Sunday, September 27, 2020

Derai Air di Tiga Pasang Mata

 

id.pinterest.com

Pagi ini ku dapati lagi satu dari sekian banyak  makna hidup yang tampak pada sebuah peristiwa. Seorang gadis tersedu di hadapan wanita paruh baya yang  semakin terlihat tak mampu menahan kekecewaannya. Malaikat kecil dihadapannya telah menjelma menjadi sebuah kepedihan. Wanita paruh baya yang tak lain adalah ibunya mematung dengan tatapan kosong. Sekali pun Sang gadis berusaha memohon dalam derai.

                Teringat beberapa waktu yang lalu, masih tampak kebahagiaan diantara ibu dan gadis bermata coklat berambut ikal itu. Dengan penuh cinta Sang ibu tak pernah meninggalkan rutinitasnya kala pagi menyapa. Menyiapkan sarapan kesukaan putri semata wayang yang selama hampir 20 tahun hadir sebagai satu-satunya orang yang menemani di kala apapun.

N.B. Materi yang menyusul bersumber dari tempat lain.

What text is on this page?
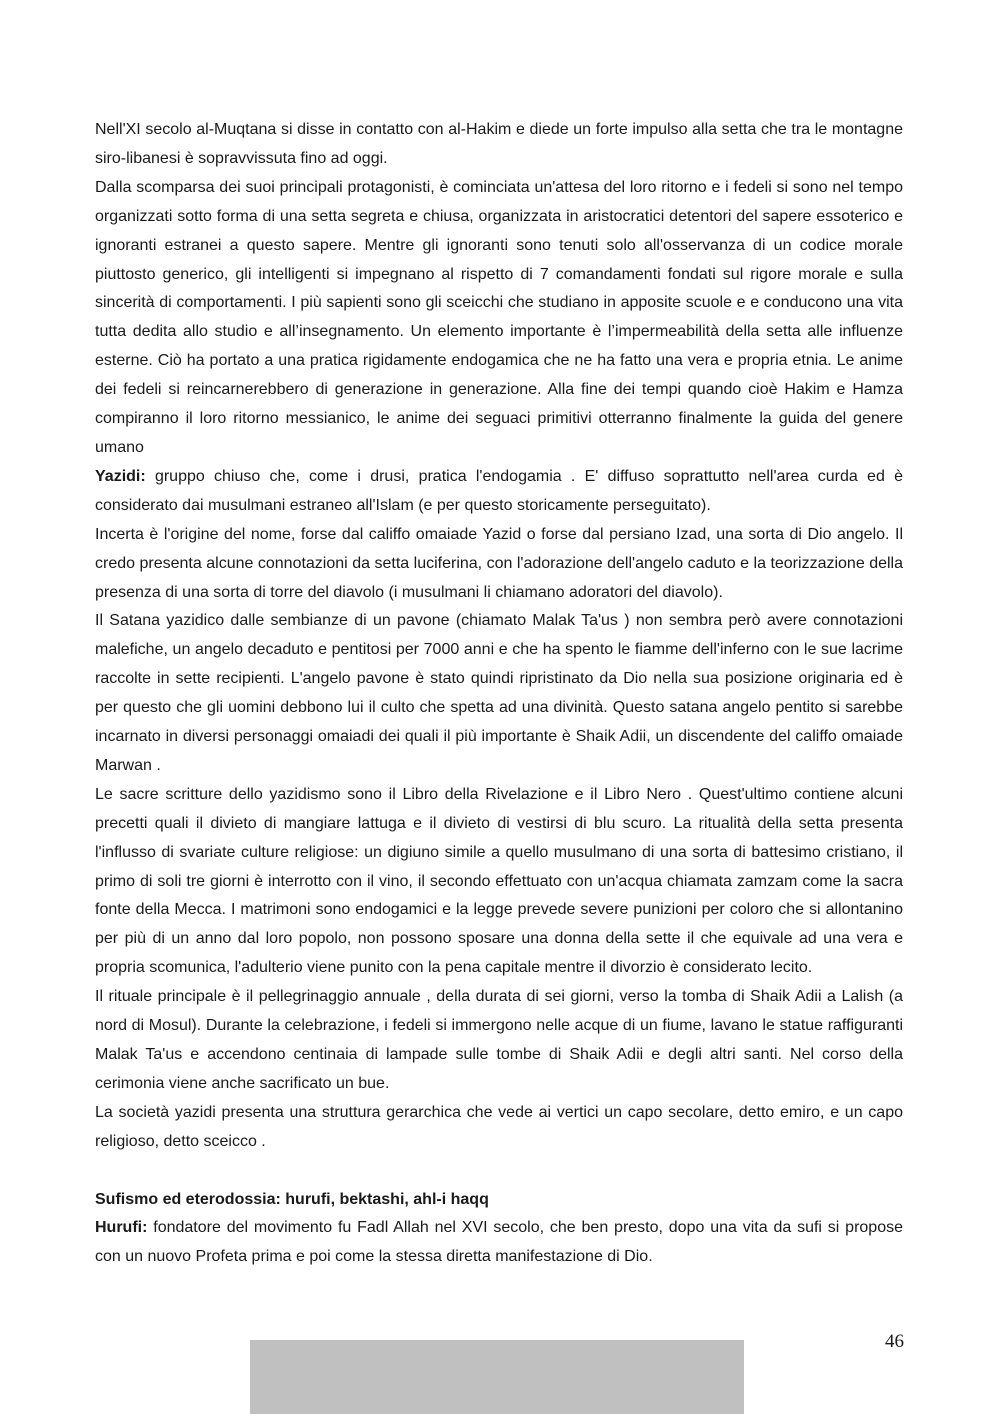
Nell'XI secolo al-Muqtana si disse in contatto con al-Hakim e diede un forte impulso alla setta che tra le montagne siro-libanesi è sopravvissuta fino ad oggi.

Dalla scomparsa dei suoi principali protagonisti, è cominciata un'attesa del loro ritorno e i fedeli si sono nel tempo organizzati sotto forma di una setta segreta e chiusa, organizzata in aristocratici detentori del sapere essoterico e ignoranti estranei a questo sapere. Mentre gli ignoranti sono tenuti solo all'osservanza di un codice morale piuttosto generico, gli intelligenti si impegnano al rispetto di 7 comandamenti fondati sul rigore morale e sulla sincerità di comportamenti. I più sapienti sono gli sceicchi che studiano in apposite scuole e e conducono una vita tutta dedita allo studio e all’insegnamento. Un elemento importante è l’impermeabilità della setta alle influenze esterne. Ciò ha portato a una pratica rigidamente endogamica che ne ha fatto una vera e propria etnia. Le anime dei fedeli si reincarnerebbero di generazione in generazione. Alla fine dei tempi quando cioè Hakim e Hamza compiranno il loro ritorno messianico, le anime dei seguaci primitivi otterranno finalmente la guida del genere umano

Yazidi: gruppo chiuso che, come i drusi, pratica l'endogamia . E' diffuso soprattutto nell'area curda ed è considerato dai musulmani estraneo all'Islam (e per questo storicamente perseguitato).

Incerta è l'origine del nome, forse dal califfo omaiade Yazid o forse dal persiano Izad, una sorta di Dio angelo. Il credo presenta alcune connotazioni da setta luciferina, con l'adorazione dell'angelo caduto e la teorizzazione della presenza di una sorta di torre del diavolo (i musulmani li chiamano adoratori del diavolo).

Il Satana yazidico dalle sembianze di un pavone (chiamato Malak Ta'us ) non sembra però avere connotazioni malefiche, un angelo decaduto e pentitosi per 7000 anni e che ha spento le fiamme dell'inferno con le sue lacrime raccolte in sette recipienti. L'angelo pavone è stato quindi ripristinato da Dio nella sua posizione originaria ed è per questo che gli uomini debbono lui il culto che spetta ad una divinità. Questo satana angelo pentito si sarebbe incarnato in diversi personaggi omaiadi dei quali il più importante è Shaik Adii, un discendente del califfo omaiade Marwan .

Le sacre scritture dello yazidismo sono il Libro della Rivelazione e il Libro Nero . Quest'ultimo contiene alcuni precetti quali il divieto di mangiare lattuga e il divieto di vestirsi di blu scuro. La ritualità della setta presenta l'influsso di svariate culture religiose: un digiuno simile a quello musulmano di una sorta di battesimo cristiano, il primo di soli tre giorni è interrotto con il vino, il secondo effettuato con un'acqua chiamata zamzam come la sacra fonte della Mecca. I matrimoni sono endogamici e la legge prevede severe punizioni per coloro che si allontanino per più di un anno dal loro popolo, non possono sposare una donna della sette il che equivale ad una vera e propria scomunica, l'adulterio viene punito con la pena capitale mentre il divorzio è considerato lecito.

Il rituale principale è il pellegrinaggio annuale , della durata di sei giorni, verso la tomba di Shaik Adii a Lalish (a nord di Mosul). Durante la celebrazione, i fedeli si immergono nelle acque di un fiume, lavano le statue raffiguranti Malak Ta'us e accendono centinaia di lampade sulle tombe di Shaik Adii e degli altri santi. Nel corso della cerimonia viene anche sacrificato un bue.

La società yazidi presenta una struttura gerarchica che vede ai vertici un capo secolare, detto emiro, e un capo religioso, detto sceicco .

Sufismo ed eterodossia: hurufi, bektashi, ahl-i haqq

Hurufi: fondatore del movimento fu Fadl Allah nel XVI secolo, che ben presto, dopo una vita da sufi si propose con un nuovo Profeta prima e poi come la stessa diretta manifestazione di Dio.

46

                Hidup menjalani dua peran sekaligus sebagai ibu juga ayah, dia berjuang memberikan yang terbaik bagi putri terkasih. Menjadikan masa lalu benar-benar sebagai masa lalu, sekali pun tak pernah menoleh pada masa paling menyakitkan dalam hidup. Tatkala ia dan Sang putri kehilangan arah, satu-satunya tumpuan hidup mereka pergi tanpa sedikit pun kata perpisahan. Hingga kini mereka benar-benar hanya berdua menjalani hari demi hari.

                Dihadapannya memohon seorang putri kecil yang telah beranjak dewasa. Bersimpuh  dengan derai yang semakin sulit tertahan. Tak pernah terfikir oleh nya, bahwa kepedihan 20 tahun silam akan dikembalikan sang putri kebanggaan. Sebelum saat ini, tak pernah sekali pun ia dikecewakan hingga mendapat kepedihan yang teramat dalam.

                Di sudut ruangan, seorang pria dengan wajah tertunduk tak kuasa menahan air mata. Melihat sosok-sosok yang pernah ia tinggalkan tengah berperang perasaan di hadapannya. Perih atas pemandangan yang tampak karena kesalahannya. Mengapa tak ia ambil keputusan lain kala itu?. Setan apa yang membuat ia meninggalkan keduanya?. Kini tinggallah penyesalan terbesar yang tak akan pernah bisa merubah apapun. Tak pernah serapuh itu,ia membiarkan air mata semakin mengaliri pipinya.

                Sementara wanita paruh baya dan gadis yang kini tak lagi kecil itu. Saling memberanikan diri untuk beradu pandang. Tak dapat di pungkiri, isyarat kasih sayang keduanya berbicara hanya dari tatapan mata. Kini takk ada suara selain isak tangis ketiganya, tak ada yang mampu mereka rubah dari masa lalu. Sang putri hanya ingin mengembalikan apa yang sempat hilang darinya. Ia telah amat berusaha, namun wanita paruh baya itu terlalu sakit mengingat masa lalunya. “Putriku sayang mengapa kau lakukan ini?”, dalam peluk disertai isak tangis, mereka tak jua mampu berkata.